L'exigence épicurienne et la tentation de l'excellence sont de tous les instants. En cuisine, tout est travaillé sur place le jour même, que ce soitle saumon fumé, les pâtes, les focaccia, les terrines, les pâtés, les pâtisseries ou la pâte à crèpes... Seul le pain déroge à la règle. Les thés du tea-time sont sélectionnés par Catherine Nicolas, sommelière en thé de la maison Dilmah. La cave, qui est encore en cours de constitution avec l'aide de Stéphane Planche, le sommelier bien connu à Arbois dans le Jura, répondra à un objectif fort: "bio et nature".
Côté Champagne aussi, le haut de gamme est de mise, symbolisé par Rich Cucumber, un cocktail-signature autour de Rich, la collection Pinot noir et Meunier de Veuve Clicquot dédiée à la mixologie. Selon l'un des 3 épicuriens à l'origine du projet, "les amateurs de whiskies et de cafés devraient pouvoir assouvir leur passion sur le Princess Elizabeth". Détail significatif: les crêpes Suzette sont flambées devant le client, au chariot, ce qui est devenu très rare dans la restauration hors palaces !
Que ce soit au Menu baptisé 1940 (proposé à 39,45 euros, clin d'oeil à l'histoire locale...) ou au menu du jour, les propositions sont adroites dans la valorisation des atouts de la région, efficaces dans leur réalisation, précises dans leurs assaisonnements ...

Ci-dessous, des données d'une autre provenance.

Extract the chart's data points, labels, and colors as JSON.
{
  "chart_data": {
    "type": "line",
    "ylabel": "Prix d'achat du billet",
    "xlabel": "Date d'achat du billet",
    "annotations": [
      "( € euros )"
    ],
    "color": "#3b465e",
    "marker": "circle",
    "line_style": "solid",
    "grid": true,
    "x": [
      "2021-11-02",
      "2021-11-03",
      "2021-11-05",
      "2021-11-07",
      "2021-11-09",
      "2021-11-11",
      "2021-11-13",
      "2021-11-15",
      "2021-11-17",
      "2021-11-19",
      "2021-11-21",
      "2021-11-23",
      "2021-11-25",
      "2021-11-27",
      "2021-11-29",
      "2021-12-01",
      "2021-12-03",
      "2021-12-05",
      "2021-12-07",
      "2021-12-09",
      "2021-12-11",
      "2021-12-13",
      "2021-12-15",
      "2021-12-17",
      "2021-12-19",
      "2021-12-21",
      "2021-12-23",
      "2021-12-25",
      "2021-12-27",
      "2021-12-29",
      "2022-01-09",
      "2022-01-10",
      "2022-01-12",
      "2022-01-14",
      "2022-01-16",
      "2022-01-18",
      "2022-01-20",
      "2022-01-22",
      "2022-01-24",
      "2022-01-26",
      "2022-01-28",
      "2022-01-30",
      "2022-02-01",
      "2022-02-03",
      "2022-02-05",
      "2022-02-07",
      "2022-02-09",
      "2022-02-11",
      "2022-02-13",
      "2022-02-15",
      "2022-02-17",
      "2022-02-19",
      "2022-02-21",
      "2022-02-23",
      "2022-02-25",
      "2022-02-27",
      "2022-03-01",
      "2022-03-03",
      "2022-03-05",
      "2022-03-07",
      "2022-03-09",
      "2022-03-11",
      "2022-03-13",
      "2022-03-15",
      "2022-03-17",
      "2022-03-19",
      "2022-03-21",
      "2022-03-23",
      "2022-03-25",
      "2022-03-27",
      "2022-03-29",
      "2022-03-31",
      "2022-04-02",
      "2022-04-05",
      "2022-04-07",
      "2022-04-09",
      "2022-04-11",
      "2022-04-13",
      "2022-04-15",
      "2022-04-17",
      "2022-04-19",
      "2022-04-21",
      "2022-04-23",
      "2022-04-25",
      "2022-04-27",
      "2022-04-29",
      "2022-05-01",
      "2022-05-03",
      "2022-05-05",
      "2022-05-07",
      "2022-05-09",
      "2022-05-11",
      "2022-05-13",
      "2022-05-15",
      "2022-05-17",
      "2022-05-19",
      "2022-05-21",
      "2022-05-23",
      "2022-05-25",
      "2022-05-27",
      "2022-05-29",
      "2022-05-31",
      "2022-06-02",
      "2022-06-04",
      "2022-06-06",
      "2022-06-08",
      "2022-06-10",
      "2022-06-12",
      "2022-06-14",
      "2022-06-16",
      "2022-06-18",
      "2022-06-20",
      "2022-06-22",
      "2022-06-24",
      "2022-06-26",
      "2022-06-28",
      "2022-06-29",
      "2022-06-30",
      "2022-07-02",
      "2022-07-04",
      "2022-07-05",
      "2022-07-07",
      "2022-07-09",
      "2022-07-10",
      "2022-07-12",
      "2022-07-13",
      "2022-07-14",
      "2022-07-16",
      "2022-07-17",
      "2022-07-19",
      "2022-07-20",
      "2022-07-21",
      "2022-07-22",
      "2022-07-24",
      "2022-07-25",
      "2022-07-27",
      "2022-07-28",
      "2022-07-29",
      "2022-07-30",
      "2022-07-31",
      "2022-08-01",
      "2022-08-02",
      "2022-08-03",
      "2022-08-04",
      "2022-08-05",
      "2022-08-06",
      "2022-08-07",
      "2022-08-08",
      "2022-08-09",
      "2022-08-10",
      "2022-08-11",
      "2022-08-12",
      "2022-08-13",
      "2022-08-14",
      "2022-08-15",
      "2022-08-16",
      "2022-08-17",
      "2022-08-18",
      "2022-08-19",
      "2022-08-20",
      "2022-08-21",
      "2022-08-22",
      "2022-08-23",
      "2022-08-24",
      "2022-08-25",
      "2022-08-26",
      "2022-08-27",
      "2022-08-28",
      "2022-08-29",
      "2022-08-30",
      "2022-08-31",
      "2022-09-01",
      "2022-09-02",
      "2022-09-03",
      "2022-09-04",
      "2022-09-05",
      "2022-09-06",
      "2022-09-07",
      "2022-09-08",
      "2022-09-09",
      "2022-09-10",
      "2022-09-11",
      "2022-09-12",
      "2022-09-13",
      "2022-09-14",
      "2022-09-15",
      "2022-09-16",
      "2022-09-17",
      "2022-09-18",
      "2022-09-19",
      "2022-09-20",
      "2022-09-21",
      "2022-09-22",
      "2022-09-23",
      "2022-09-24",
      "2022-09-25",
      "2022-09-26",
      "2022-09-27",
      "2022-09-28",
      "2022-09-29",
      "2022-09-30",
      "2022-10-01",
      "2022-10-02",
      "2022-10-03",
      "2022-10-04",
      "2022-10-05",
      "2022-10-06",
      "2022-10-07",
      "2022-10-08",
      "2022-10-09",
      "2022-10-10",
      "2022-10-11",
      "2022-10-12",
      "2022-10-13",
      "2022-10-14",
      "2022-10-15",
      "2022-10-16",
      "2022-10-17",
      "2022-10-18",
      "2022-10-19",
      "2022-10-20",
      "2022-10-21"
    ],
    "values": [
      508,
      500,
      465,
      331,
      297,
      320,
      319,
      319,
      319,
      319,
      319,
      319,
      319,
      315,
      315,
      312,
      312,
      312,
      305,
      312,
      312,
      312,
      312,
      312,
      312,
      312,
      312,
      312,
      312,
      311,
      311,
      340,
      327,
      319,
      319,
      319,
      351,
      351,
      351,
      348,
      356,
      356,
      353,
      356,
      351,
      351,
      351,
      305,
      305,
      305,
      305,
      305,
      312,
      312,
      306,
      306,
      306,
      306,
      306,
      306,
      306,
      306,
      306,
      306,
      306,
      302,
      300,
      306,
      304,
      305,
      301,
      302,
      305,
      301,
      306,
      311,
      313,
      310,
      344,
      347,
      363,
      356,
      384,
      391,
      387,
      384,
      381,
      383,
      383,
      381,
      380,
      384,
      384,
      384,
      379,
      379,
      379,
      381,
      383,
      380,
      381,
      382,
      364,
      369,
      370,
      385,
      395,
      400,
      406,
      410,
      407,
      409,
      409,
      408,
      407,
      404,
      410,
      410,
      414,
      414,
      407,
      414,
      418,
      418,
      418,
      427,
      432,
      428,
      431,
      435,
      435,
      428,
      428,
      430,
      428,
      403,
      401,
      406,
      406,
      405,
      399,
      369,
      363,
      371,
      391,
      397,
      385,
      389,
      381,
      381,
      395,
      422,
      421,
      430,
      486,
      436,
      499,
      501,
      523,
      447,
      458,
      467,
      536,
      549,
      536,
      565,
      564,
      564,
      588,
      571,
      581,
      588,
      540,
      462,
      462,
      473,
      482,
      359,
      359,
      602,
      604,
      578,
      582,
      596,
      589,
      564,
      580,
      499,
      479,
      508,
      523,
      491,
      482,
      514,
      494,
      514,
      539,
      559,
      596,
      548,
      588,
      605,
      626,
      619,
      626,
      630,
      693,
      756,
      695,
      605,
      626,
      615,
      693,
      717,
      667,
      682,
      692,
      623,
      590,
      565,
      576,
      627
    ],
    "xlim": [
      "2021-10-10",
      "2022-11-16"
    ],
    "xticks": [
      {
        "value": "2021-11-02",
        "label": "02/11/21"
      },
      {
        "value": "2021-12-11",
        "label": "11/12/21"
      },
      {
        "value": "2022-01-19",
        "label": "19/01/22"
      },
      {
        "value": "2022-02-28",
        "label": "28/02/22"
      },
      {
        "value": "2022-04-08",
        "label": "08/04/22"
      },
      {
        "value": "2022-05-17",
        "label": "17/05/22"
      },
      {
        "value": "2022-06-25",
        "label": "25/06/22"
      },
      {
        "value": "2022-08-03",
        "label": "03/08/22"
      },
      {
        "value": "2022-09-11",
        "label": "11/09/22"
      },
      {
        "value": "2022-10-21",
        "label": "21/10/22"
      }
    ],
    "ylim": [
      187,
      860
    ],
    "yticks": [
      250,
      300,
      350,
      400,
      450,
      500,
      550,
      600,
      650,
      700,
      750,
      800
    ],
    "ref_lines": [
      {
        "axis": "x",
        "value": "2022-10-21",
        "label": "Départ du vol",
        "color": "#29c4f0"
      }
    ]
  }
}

Et joliment goûteuses: Maquereaux en trois façons (tartare, goujonette, mijoté au vin blanc), Foie gras mi-cuit au hareng fumé, au sésame torréfié ou à la pomme, Déclinaison autour du Saumon d'Ecosse Loch Fyne (gravlax, au whisky, aux agrumes, ou encore fumé 12 ou 24 h aux copeaux de barils de whiskies), Veau confit au foie gras et jeunes légumes, Tagliatelles ou ravioles fraîches aux écrevisses ou langoustines, Turbot meunière, Tartare de Rouge de Flandre,...
Les fromages fermiers présentés donnent une belle image des traditions régionales nordistes et britanniques: Dôme de Boulogne, Pavé bleu, Maroilles fermier, Bergues, Pavé de Calais, Sablé de Wyssant, Stilton, avec -pour certains- une intéressante déclinaison en trois textures (croustillant, crèmeux et en espuma).
Quant aux desserts et pâtisseries (maison, bien entendu), ils font plaisir à voir et à déguster: crèpes flambées, Yorkshire pudding, baba au rhum... On comprend vite que le pâtissier du Princess Elizabeth sait qu'il a aussi affaire l'après-midi à la clientèle friande de sucré du tea-time.
Les vins sont aussi pointus que les mets sont adroitement mis en oeuvre: un Rouge Carignan Vieilles Vignes 2013 (des Corbières), sans sulfites..., élevé en Bourgogne dans les fûts des Caves de François de Nicolay à Savigny les Beaune, la cuvée Grappe Diem 2016 du Château La Rose Bellevue en Blaye Côte de Bordeaux, un Blanc Malvoisie les 3 Lézards des Vignerons Renou en Côteaux d'Ancenis... Pointu, n'est-ce pas ?
Une adresse rare, où la générosité et l'esprit de partage soutiennent la marche vers l'excellence et qui devrait rapidement devenir l'un des plus jolis attraits du tourisme en devenir dans les Hauts de France.
Ticket moyen 50 euros, mais formules déjeuner à 14,90, 19,90 et 24, 90 euros.